US Men Jailed for Refusing to Testify to Grand Jury (Update)

US Men Jailed for Refusing to Testify to Grand Jury (Update)

September 24, 2009.

The number of US citizens thrown into jail for refusing to testify before a Grand Jury probe into Online Gambling rose to six on Wednesday, when two more men were incarcerated for refusing to give evidence, reports the Kansas City Star newspaper.

Apparently none of those arrested have been charged with a crime as part of the investigation behind the Grand Jury hearings in Kansas City.

Grand jury proceedings generally are closed to the public, but one of the men who appeared at the federal courthouse Wednesday requested an open hearing.

Joseph C. Palmentere (31) was told by U.S. District Judge Greg Kays that he was being found in contempt of court and could be kept in custody for up to 18 months unless he agreed to cooperate.

"The keys to the jail are in your pocket," Kays told him. "It doesn't help anybody to lock you up."

Palmentere and his lawyer did not respond in court to the offer, and he was allowed to remain free until October 2nd to keep a medical appointment.

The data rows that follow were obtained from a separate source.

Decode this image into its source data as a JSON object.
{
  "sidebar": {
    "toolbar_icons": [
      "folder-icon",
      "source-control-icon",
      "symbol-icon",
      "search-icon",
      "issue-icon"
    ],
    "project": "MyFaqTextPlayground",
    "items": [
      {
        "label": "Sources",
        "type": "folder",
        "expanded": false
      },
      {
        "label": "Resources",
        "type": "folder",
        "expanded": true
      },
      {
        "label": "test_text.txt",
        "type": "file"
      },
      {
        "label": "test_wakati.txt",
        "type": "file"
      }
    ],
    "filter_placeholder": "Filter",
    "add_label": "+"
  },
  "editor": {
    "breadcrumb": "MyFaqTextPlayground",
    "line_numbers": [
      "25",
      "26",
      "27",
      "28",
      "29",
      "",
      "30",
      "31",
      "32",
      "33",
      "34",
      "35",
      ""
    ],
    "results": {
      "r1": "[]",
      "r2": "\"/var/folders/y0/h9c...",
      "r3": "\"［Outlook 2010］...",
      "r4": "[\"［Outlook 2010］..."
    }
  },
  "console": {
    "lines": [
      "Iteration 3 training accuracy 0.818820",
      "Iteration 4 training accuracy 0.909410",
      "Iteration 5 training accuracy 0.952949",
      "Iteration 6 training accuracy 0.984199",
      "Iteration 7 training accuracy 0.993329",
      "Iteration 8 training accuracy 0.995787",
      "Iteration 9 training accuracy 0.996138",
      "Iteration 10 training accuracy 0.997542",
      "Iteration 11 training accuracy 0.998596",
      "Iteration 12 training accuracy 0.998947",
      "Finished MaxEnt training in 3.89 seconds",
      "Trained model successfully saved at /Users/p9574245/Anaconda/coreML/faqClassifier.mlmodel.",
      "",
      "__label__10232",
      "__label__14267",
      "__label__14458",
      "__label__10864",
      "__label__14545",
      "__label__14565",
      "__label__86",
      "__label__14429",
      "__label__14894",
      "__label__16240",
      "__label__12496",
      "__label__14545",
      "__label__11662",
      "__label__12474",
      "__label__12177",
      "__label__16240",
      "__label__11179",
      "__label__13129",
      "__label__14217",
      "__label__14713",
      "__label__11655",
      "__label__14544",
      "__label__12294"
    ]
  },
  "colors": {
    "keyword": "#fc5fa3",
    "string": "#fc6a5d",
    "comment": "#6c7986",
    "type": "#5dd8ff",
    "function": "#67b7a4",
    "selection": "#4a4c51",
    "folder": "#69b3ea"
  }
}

Two other men had similar appearances before Kays on Wednesday, reports the newspaper, but both hearings were closed to the public. Another person was taken into custody last Friday, also after a closed hearing.

Three men were ordered jailed in late July (see previous report). Two who requested open hearings were identified by prosecutors as Tommy Cascone and Dominic Cervello.

Federal prosecutors will not comment on how many people have been called to testify, but a number of lawyers representing some of those called said approximately 20 were subpoenaed to appear on September 15. Palmentere was one of those, the judge noted Wednesday.

If the witnesses initially invoke their Fifth Amendment right against self-incrimination, prosecutors have granted them immunity. If they still refuse, they are ordered to "show cause" as to why they shouldn't be held in civil contempt.

At Wednesday's open hearing, Kays noted that the potential of being jailed is not punishment but is a "last resort" employed by the court to coerce their cooperation.